Essere nati il 29 febbraio non è un caso – una data tanto evanescente deve esser per forza garanzia di una vita ricca di magia. E coì fu per Gioacchino Antonio Rossini.
E potrebbe, quindi, essere vera, almeno per oggi, 29 febbraio, la biografia fantastica che, al pari di una leggenda metropolitana, da qualche anno circola nel vociferare dei musicisti “colti”.
Vienna 1791, Wolfgang è stremato da un dicembre rigido, i debiti si accumulano e non sa come farvi fronte; la sua Zauberflöte non ha avuto successo. Decide di compiere l’atto estremo. Con una scusa obbliga la moglie a recarsi a Baden-Baden mentre egli, grazie all’aiuto di pochi fidati amici massoni, inscena la propria morte. Non era difficile trovare un cadavere a quel tempo e, stante la nota indigenza, venne ben giustificata la sepoltura nel Graben dei meno abbienti. Risultato: la moglie lo crede morto e i creditori pure; perfetto: di Mozart scompariranno anche le ossa! A questo punto raccoglie gli ultimi risparmi e abbandona la città. Ma dove nascondersi? In Italia! Il paese che più lo aveva apprezzato. Amava l’Italia e ne parlava bene la lingua; era il paese del bel canto, dell’Opera, insomma, la scelta più logica per un musicista. Rimaneva da individuare la città.
Bologna! Dove, anni prima, era stato accolto tra i membri dell’Accademia Filarmonica; dove l’amico conte Pallavicini gli avrebbe offerto accoglienza e protezione. Una vita nuova, un’altra identità e un lavoro “segreto” nelle stanze dell’Accademia Filarmonica.
Fu così che Wolfgang incontrò il piccolo Gioacchino. Nei corridoi dell’austera istituzione vide giocare un bambino allegro, dalla voce meravigliosa, destinato alla carriera di cantante. Gli ricordava la sua stessa infanzia: l’analogia con il padre musicista, la precocità delle abilità musicali.
Decise che Rossini sarebbe divenuto il suo alter ego, il suo riscatto musicale, l’operista di successo che avrebbe potuto conquistare Paris e che, invece, le cattiverie viennesi avevano relegato a “servus” della corte.
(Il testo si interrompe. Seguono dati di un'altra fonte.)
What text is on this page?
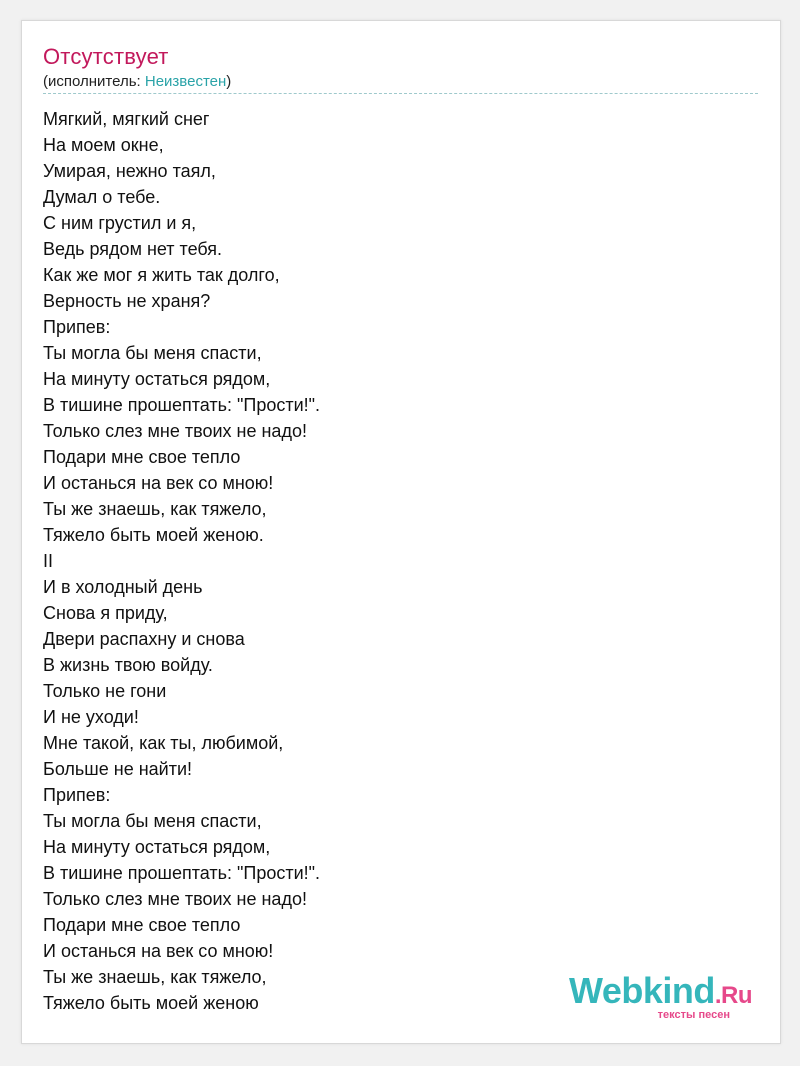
Отсутствует
(исполнитель: Неизвестен)
Мягкий, мягкий снег
На моем окне,
Умирая, нежно таял,
Думал о тебе.
С ним грустил и я,
Ведь рядом нет тебя.
Как же мог я жить так долго,
Верность не храня?
Припев:
Ты могла бы меня спасти,
На минуту остаться рядом,
В тишине прошептать: "Прости!".
Только слез мне твоих не надо!
Подари мне свое тепло
И останься на век со мною!
Ты же знаешь, как тяжело,
Тяжело быть моей женою.
II
И в холодный день
Снова я приду,
Двери распахну и снова
В жизнь твою войду.
Только не гони
И не уходи!
Мне такой, как ты, любимой,
Больше не найти!
Припев:
Ты могла бы меня спасти,
На минуту остаться рядом,
В тишине прошептать: "Прости!".
Только слез мне твоих не надо!
Подари мне свое тепло
И останься на век со мною!
Ты же знаешь, как тяжело,
Тяжело быть моей женою	Webkind.Ru
тексты песен
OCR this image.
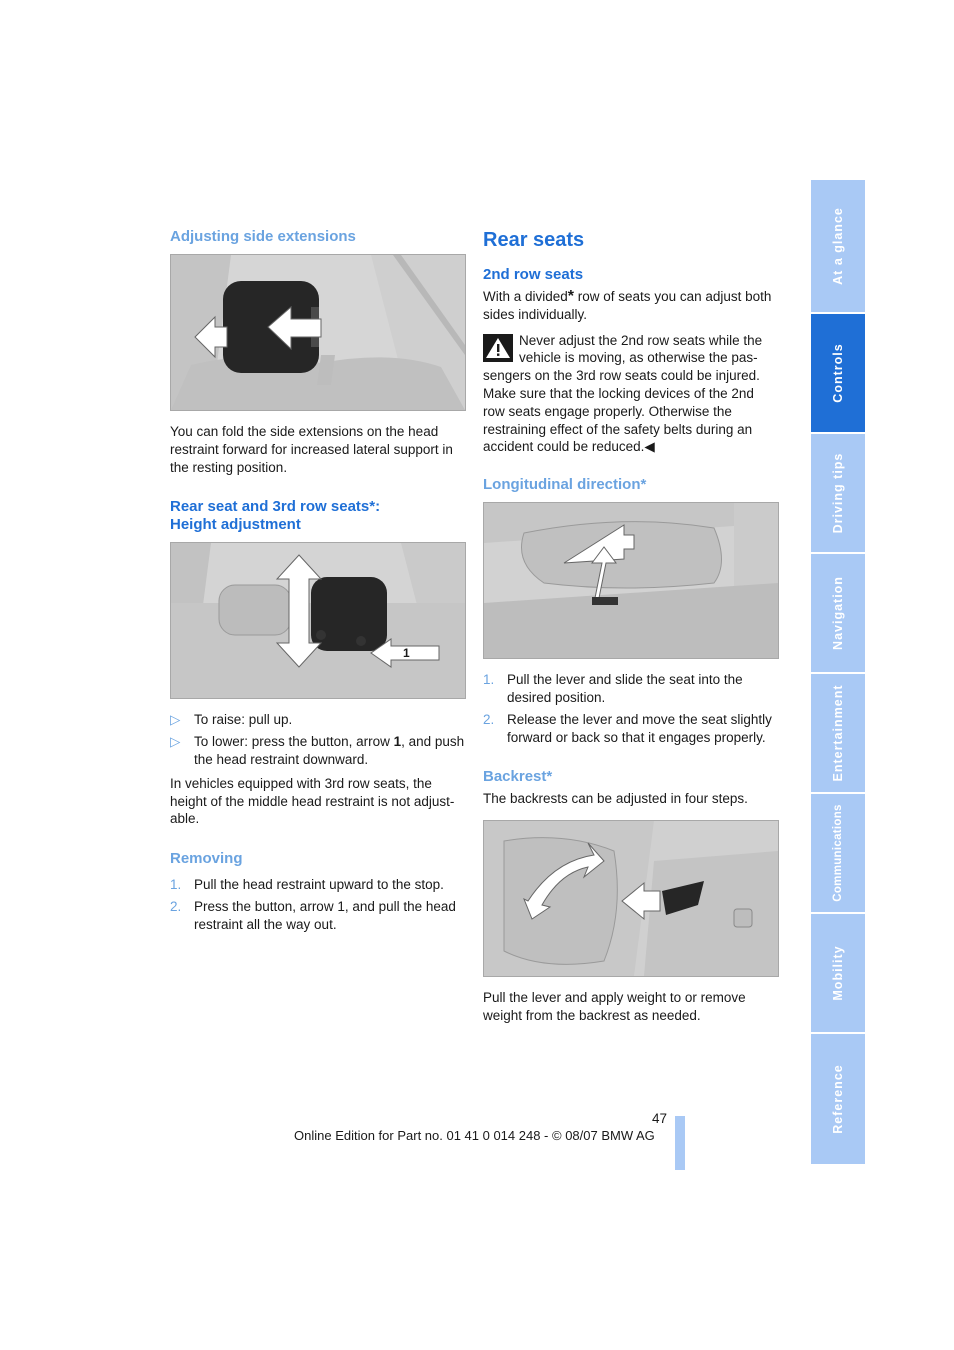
Adjusting side extensions

You can fold the side extensions on the head restraint forward for increased lateral support in the resting position.

Rear seat and 3rd row seats*:
Height adjustment
1
▷ To raise: pull up.
▷ To lower: press the button, arrow 1, and push the head restraint downward.

In vehicles equipped with 3rd row seats, the height of the middle head restraint is not adjust-able.

Removing
1. Pull the head restraint upward to the stop.
2. Press the button, arrow 1, and pull the head restraint all the way out.
Rear seats
2nd row seats

With a divided* row of seats you can adjust both sides individually.

Never adjust the 2nd row seats while the vehicle is moving, as otherwise the pas-sengers on the 3rd row seats could be injured. Make sure that the locking devices of the 2nd row seats engage properly. Otherwise the restraining effect of the safety belts during an accident could be reduced.◀

Longitudinal direction*
1. Pull the lever and slide the seat into the desired position.
2. Release the lever and move the seat slightly forward or back so that it engages properly.
Backrest*

The backrests can be adjusted in four steps.

Pull the lever and apply weight to or remove weight from the backrest as needed.

At a glance
Controls
Driving tips
Navigation
Entertainment
Communications
Mobility
Reference
47
Online Edition for Part no. 01 41 0 014 248 - © 08/07 BMW AG
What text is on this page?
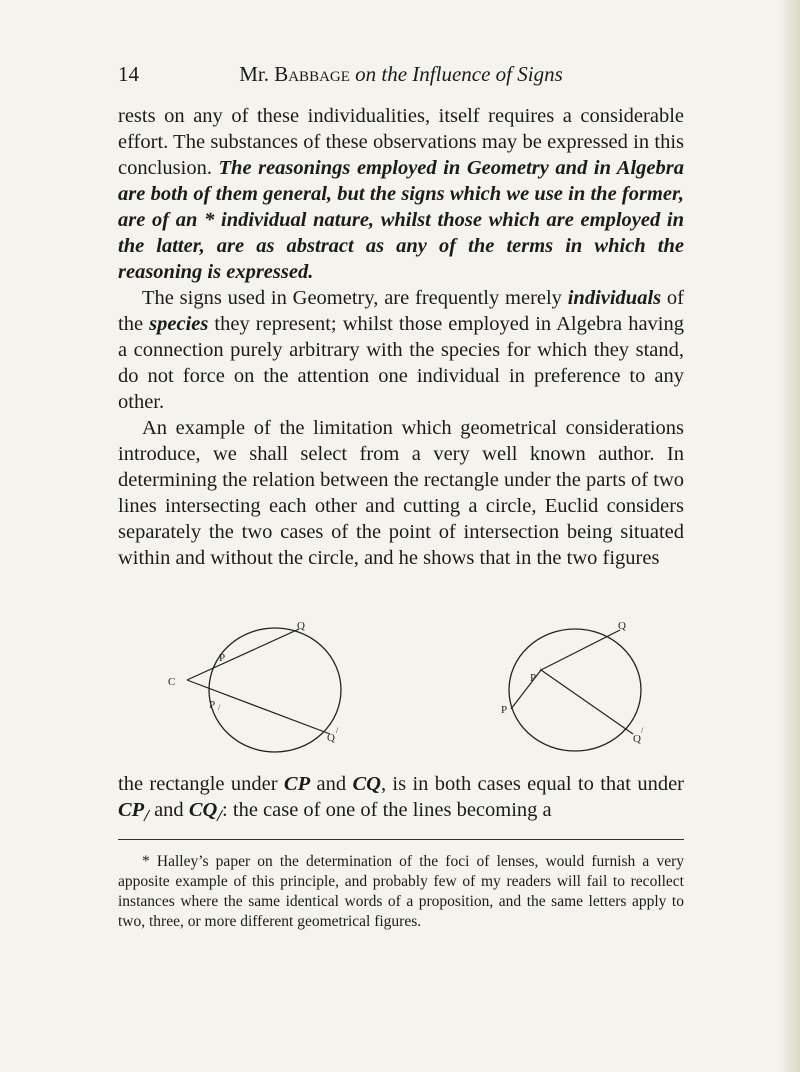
14	Mr. Babbage on the Influence of Signs

rests on any of these individualities, itself requires a considerable effort. The substances of these observations may be expressed in this conclusion. The reasonings employed in Geometry and in Algebra are both of them general, but the signs which we use in the former, are of an * individual nature, whilst those which are employed in the latter, are as abstract as any of the terms in which the reasoning is expressed.

The signs used in Geometry, are frequently merely individuals of the species they represent; whilst those employed in Algebra having a connection purely arbitrary with the species for which they stand, do not force on the attention one individual in preference to any other.

An example of the limitation which geometrical considerations introduce, we shall select from a very well known author. In determining the relation between the rectangle under the parts of two lines intersecting each other and cutting a circle, Euclid considers separately the two cases of the point of intersection being situated within and without the circle, and he shows that in the two figures

C
Q
P
P /
Q
/
Q
P
/
P
Q
/

the rectangle under CP and CQ, is in both cases equal to that under $CP_/$ and $CQ_/$: the case of one of the lines becoming a

* Halley’s paper on the determination of the foci of lenses, would furnish a very apposite example of this principle, and probably few of my readers will fail to recollect instances where the same identical words of a proposition, and the same letters apply to two, three, or more different geometrical figures.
Lo accolse come suo allievo, lo educò all’amore per la musica del suo antico amico Haydn e, in cambio del salvataggio dalla castrazione a cui stava per essere sottoposto per preservarne la voce, gli fece fare un giuramento: d’ora in poi (era il 1806) avrebbe pubblicato sotto il suo nome le opere che lui stesso, Wolfgang, avrebbe scritto in incognito; il piccolo Gioacchino accettò senza pensarci.
Fu un successo. La vita del giovane Rossini scorreva piacevole sotto la guida dell’illuminato maestro. I due passarono momenti meravigliosi insieme; lo testimonia il contagio nello stile di vita da bon vivant, secondo il miglior Mozart, che condusse Rossini a indulgere verso i piaceri del cibo e l’amore per l’indiscussa venustà di certe cantanti. Nessuno si accorse dell’inganno, per anni tutto andò tranquillamente; Gioacchino, a differenza del suo ghost writer, era un ottimo amministratore e ciò garantiva a entrambi la tranquillità economica che Wolfgang, oltremodo dissoluto nelle spese, non aveva mai saputo raggiungere. Da questa serenità scaturì, nel redivivo Mozart, l’idea di dare seguito al suo “Le nozze di Figaro” con la seconda commedia della trilogia di Beaumarchais: “Il barbiere di Siviglia”. Sfidando le ire di Paisiello, che in quell’anno compose sulla stessa trama, nacque il capolavoro che tutti conosciamo. Rimaneva l’obiettivo Paris da raggiungere. Facile: con gli ingenti guadagni del Barbiere si spostarono a Parigi; scalarono il successo in un colpo solo con il “GuglielmoTell“, nel 1832, ma… accadde l’inevitabile. Mozart, che aveva ormai 76 anni, si ammalò e morì nella casa parigina di rue Voltaire. Questa volta era vero, i soliti fratelli massoni si incaricarono del funerale. Gioacchino era disperato, aveva perso una guida meravigliosa, un secondo padre. Cadde in depressione e, quello stesso anno, smise ufficialmente di comporre; il resto è storia nota.